L'Iran a proféré des menaces contre Fort McNair, une base de l'armée américaine à Washington, ainsi que contre un général qui y réside, affirme l’agence Associated Press, se référant à deux haut responsables du renseignement US.

Selon eux, des communications interceptées en janvier dernier prouvent que les Gardiens de la révolution islamique évoquaient à l’encontre de la base des «attaques de type USS Cole», une expression renvoyant à octobre 2000, lorsque le bâtiment de guerre avait été frappé par une embarcation piégée dans le port yéménite d'Aden, faisant 17 morts parmi les marins.

Ces communications font également état de «menaces de tuer» le général Joseph M.Martin, dont la résidence est située dans le Fort McNair, ainsi que de projets pour infiltrer et surveiller la base, selon les responsables qui ont parlé sous couvert de l'anonymat.
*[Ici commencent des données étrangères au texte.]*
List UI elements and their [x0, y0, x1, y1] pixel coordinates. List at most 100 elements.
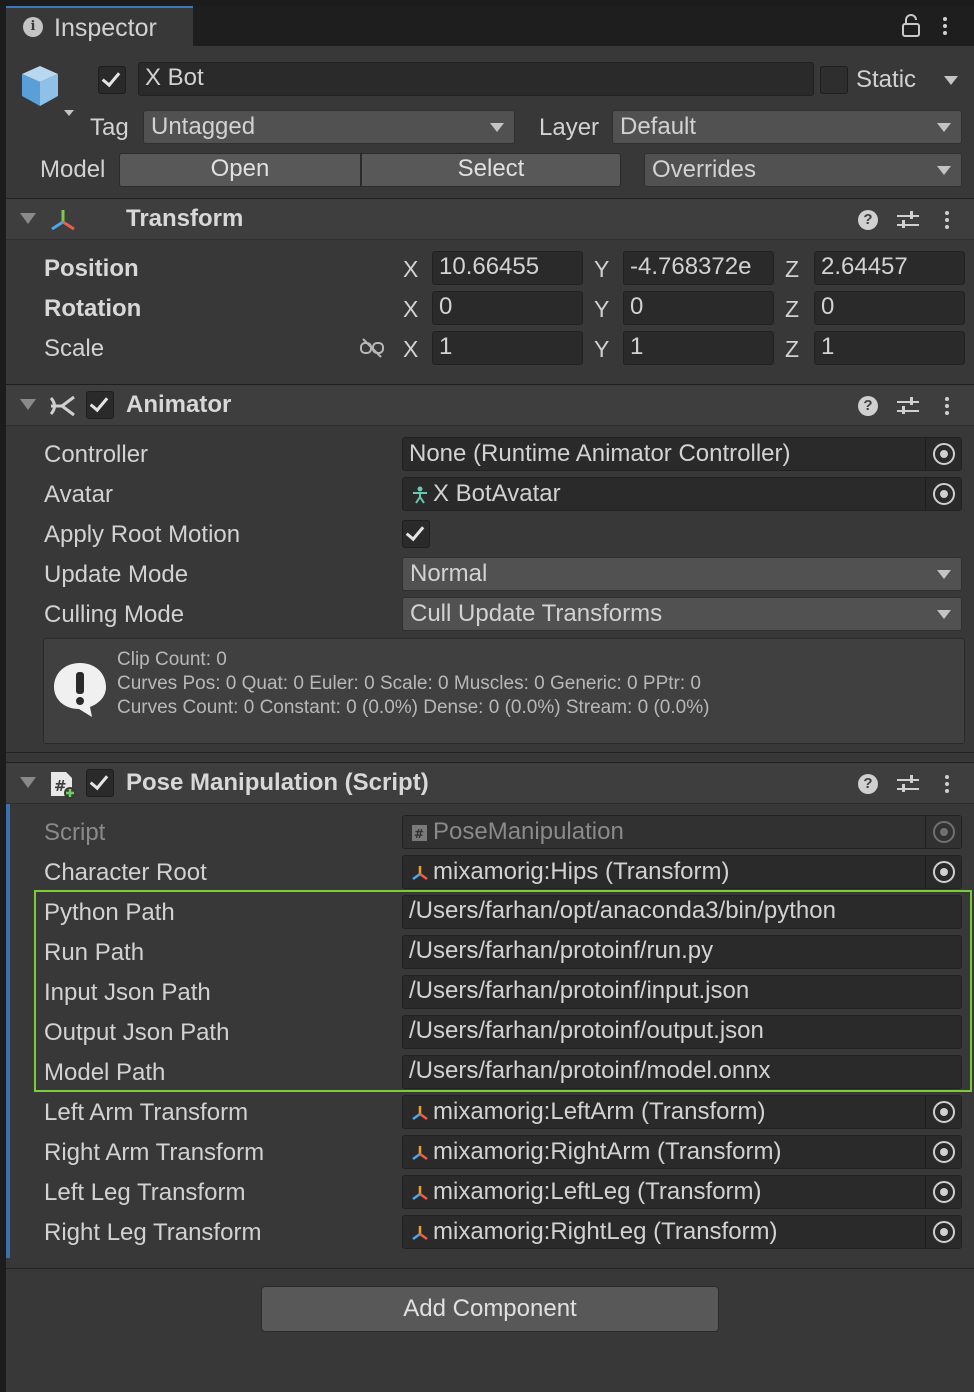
- object-picker[interactable]: [925, 1096, 961, 1128]
- open-button[interactable]: Open: [119, 153, 361, 187]
- help-icon[interactable]: ?: [858, 774, 878, 794]
- right-arm-transform-field[interactable]: mixamorig:RightArm (Transform): [402, 1135, 962, 1169]
- update-mode-dropdown[interactable]: Normal: [402, 557, 962, 591]
- tag-label: Tag: [90, 114, 129, 141]
- transform-title: Transform: [126, 205, 244, 232]
- warning-icon: [54, 663, 106, 717]
- object-picker-icon[interactable]: [933, 861, 955, 883]
- tag-dropdown[interactable]: Untagged: [143, 110, 515, 144]
- info-icon: i: [23, 17, 43, 37]
- object-picker[interactable]: [925, 478, 961, 510]
- overrides-dropdown[interactable]: Overrides: [644, 153, 962, 187]
- transform-icon: [412, 1226, 428, 1241]
- position-y-input[interactable]: -4.768372e: [623, 251, 774, 285]
- scale-z-input[interactable]: 1: [814, 331, 965, 365]
- right-arm-transform-value: mixamorig:RightArm (Transform): [433, 1138, 782, 1165]
- script-icon: #: [51, 772, 76, 799]
- static-dropdown-icon[interactable]: [944, 76, 958, 85]
- object-picker-icon: [933, 821, 955, 843]
- layer-value: Default: [620, 113, 697, 140]
- rotation-y-input[interactable]: 0: [623, 291, 774, 325]
- svg-text:#: #: [414, 827, 424, 841]
- avatar-label: Avatar: [44, 481, 113, 508]
- more-icon[interactable]: [945, 404, 949, 408]
- presets-icon[interactable]: [897, 774, 919, 794]
- animator-header[interactable]: Animator ?: [6, 384, 974, 426]
- position-label: Position: [44, 255, 139, 282]
- right-leg-transform-value: mixamorig:RightLeg (Transform): [433, 1218, 778, 1245]
- object-picker-icon[interactable]: [933, 1221, 955, 1243]
- tab-inspector[interactable]: i Inspector: [6, 6, 193, 46]
- more-icon[interactable]: [945, 218, 949, 222]
- object-picker[interactable]: [925, 1176, 961, 1208]
- unlink-icon[interactable]: [359, 337, 385, 359]
- rotation-x-input[interactable]: 0: [432, 291, 583, 325]
- layer-dropdown[interactable]: Default: [612, 110, 962, 144]
- object-picker-icon[interactable]: [933, 1181, 955, 1203]
- animator-enabled-checkbox[interactable]: [86, 391, 114, 419]
- avatar-value: X BotAvatar: [433, 480, 561, 507]
- scale-y-input[interactable]: 1: [623, 331, 774, 365]
- clip-count-text: Clip Count: 0: [117, 649, 227, 670]
- presets-icon[interactable]: [897, 396, 919, 416]
- object-picker[interactable]: [925, 1136, 961, 1168]
- controller-value: None (Runtime Animator Controller): [409, 440, 791, 467]
- axis-x-label: X: [403, 256, 419, 282]
- help-icon[interactable]: ?: [858, 210, 878, 230]
- animator-icon: [49, 395, 75, 417]
- pose-manipulation-header[interactable]: # Pose Manipulation (Script) ?: [6, 762, 974, 804]
- object-picker-icon[interactable]: [933, 1141, 955, 1163]
- pose-manipulation-title: Pose Manipulation (Script): [126, 769, 429, 796]
- character-root-field[interactable]: mixamorig:Hips (Transform): [402, 855, 962, 889]
- left-arm-transform-field[interactable]: mixamorig:LeftArm (Transform): [402, 1095, 962, 1129]
- left-leg-transform-value: mixamorig:LeftLeg (Transform): [433, 1178, 762, 1205]
- avatar-field[interactable]: X BotAvatar: [402, 477, 962, 511]
- right-leg-transform-field[interactable]: mixamorig:RightLeg (Transform): [402, 1215, 962, 1249]
- cube-icon[interactable]: [18, 62, 76, 120]
- overrides-label: Overrides: [652, 156, 757, 183]
- culling-mode-dropdown[interactable]: Cull Update Transforms: [402, 597, 962, 631]
- curves-count-text: Curves Count: 0 Constant: 0 (0.0%) Dense…: [117, 697, 710, 718]
- lock-icon[interactable]: [901, 14, 921, 38]
- more-icon[interactable]: [945, 782, 949, 786]
- position-x-input[interactable]: 10.66455: [432, 251, 583, 285]
- divider: [6, 752, 974, 753]
- culling-mode-label: Culling Mode: [44, 601, 185, 628]
- controller-field[interactable]: None (Runtime Animator Controller): [402, 437, 962, 471]
- axis-y-label: Y: [594, 256, 610, 282]
- left-leg-transform-label: Left Leg Transform: [44, 1179, 246, 1206]
- object-picker-icon[interactable]: [933, 1101, 955, 1123]
- axis-x-label: X: [403, 336, 419, 362]
- foldout-arrow-icon[interactable]: [20, 213, 36, 224]
- scale-x-input[interactable]: 1: [432, 331, 583, 365]
- object-picker-icon[interactable]: [933, 443, 955, 465]
- more-icon[interactable]: [943, 24, 947, 28]
- pose-manipulation-enabled-checkbox[interactable]: [86, 769, 114, 797]
- transform-icon: [412, 1146, 428, 1161]
- presets-icon[interactable]: [897, 210, 919, 230]
- object-picker[interactable]: [925, 438, 961, 470]
- chevron-down-icon: [937, 166, 951, 175]
- object-picker[interactable]: [925, 1216, 961, 1248]
- select-button[interactable]: Select: [361, 153, 621, 187]
- position-z-input[interactable]: 2.64457: [814, 251, 965, 285]
- object-name-input[interactable]: X Bot: [138, 62, 814, 96]
- foldout-arrow-icon[interactable]: [20, 399, 36, 410]
- static-checkbox[interactable]: [820, 66, 848, 94]
- transform-icon: [412, 1186, 428, 1201]
- help-icon[interactable]: ?: [858, 396, 878, 416]
- update-mode-value: Normal: [410, 560, 488, 587]
- foldout-arrow-icon[interactable]: [20, 777, 36, 788]
- transform-header[interactable]: Transform ?: [6, 198, 974, 240]
- object-picker[interactable]: [925, 856, 961, 888]
- object-picker-icon[interactable]: [933, 483, 955, 505]
- left-arm-transform-value: mixamorig:LeftArm (Transform): [433, 1098, 766, 1125]
- script-value: PoseManipulation: [433, 818, 624, 845]
- rotation-z-input[interactable]: 0: [814, 291, 965, 325]
- left-leg-transform-field[interactable]: mixamorig:LeftLeg (Transform): [402, 1175, 962, 1209]
- active-checkbox[interactable]: [98, 66, 126, 94]
- add-component-button[interactable]: Add Component: [261, 1286, 719, 1332]
- transform-icon: [51, 210, 75, 231]
- apply-root-motion-checkbox[interactable]: [402, 520, 430, 548]
- script-file-icon: #: [412, 825, 427, 841]
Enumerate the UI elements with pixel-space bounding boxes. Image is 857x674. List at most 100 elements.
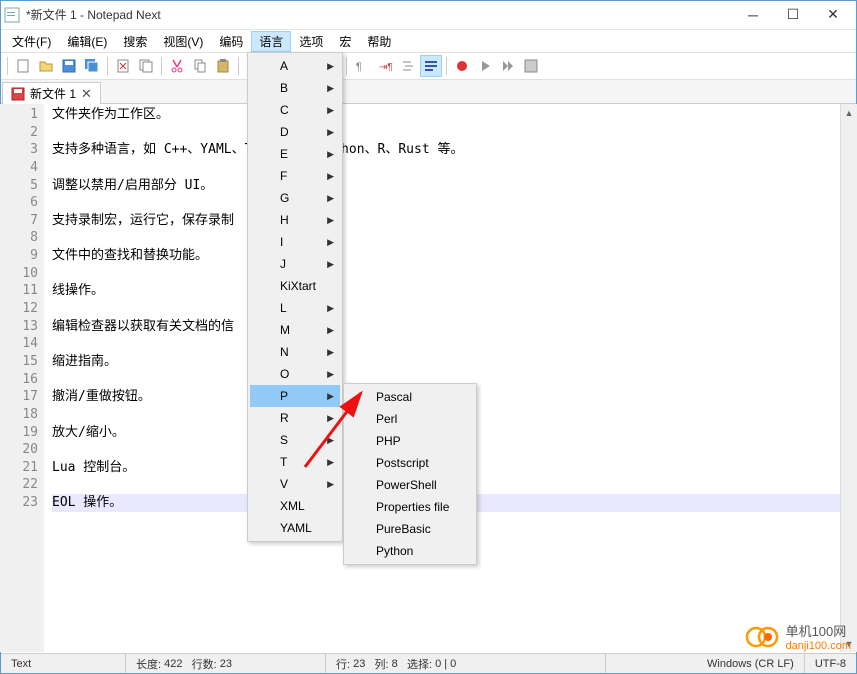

Il s’agissait essentiellement d’éventuelles options militaires de l’Iran pour venger l'assassinat par les États-Unis du général Qassem Soleimani, en janvier 2020 à Bagdad.

Toujours selon les deux responsables, les chefs militaires iraniens n’étaient pas satisfaits de la réaction de Téhéran à cet assassinat, notamment des résultats de l'attaque aux missiles contre la base aérienne d’Aïn al-Assad en Irak dans les jours qui ont suivi le meurtre de Soleimani.

Le Pentagone, le Conseil de sécurité nationale et la NSA (National Security Agency, responsable de la sécurité des systèmes d'information) n'ont pas répondu ou ont refusé de commenter ces informations lorsqu'ils ont été contactés par Associated Press.

Meurtre et représailles

Les États-Unis ont procédé le 3 janvier 2020 à l’élimination de Qassem Soleimani à Bagdad.

L’Iran a répliqué en effectuant des attaques à la roquette contre une base irakienne abritant des soldats américains. Donald Trump, qui était alors Président des États-Unis, et les dirigeants du Pentagone ont affirmé dans un premier temps que l’attaque n’avait pas fait de blessés. Par la suite, les militaires ont dû avouer qu’il y en avait eu et leur nombre a été revu plusieurs fois à la hausse.

Trois jours de deuil national avaient été décrétés en Iran et l'ayatollah Ali Khamenei avait déclaré qu'une vengeance attendait les responsables de la mort de Soleimani.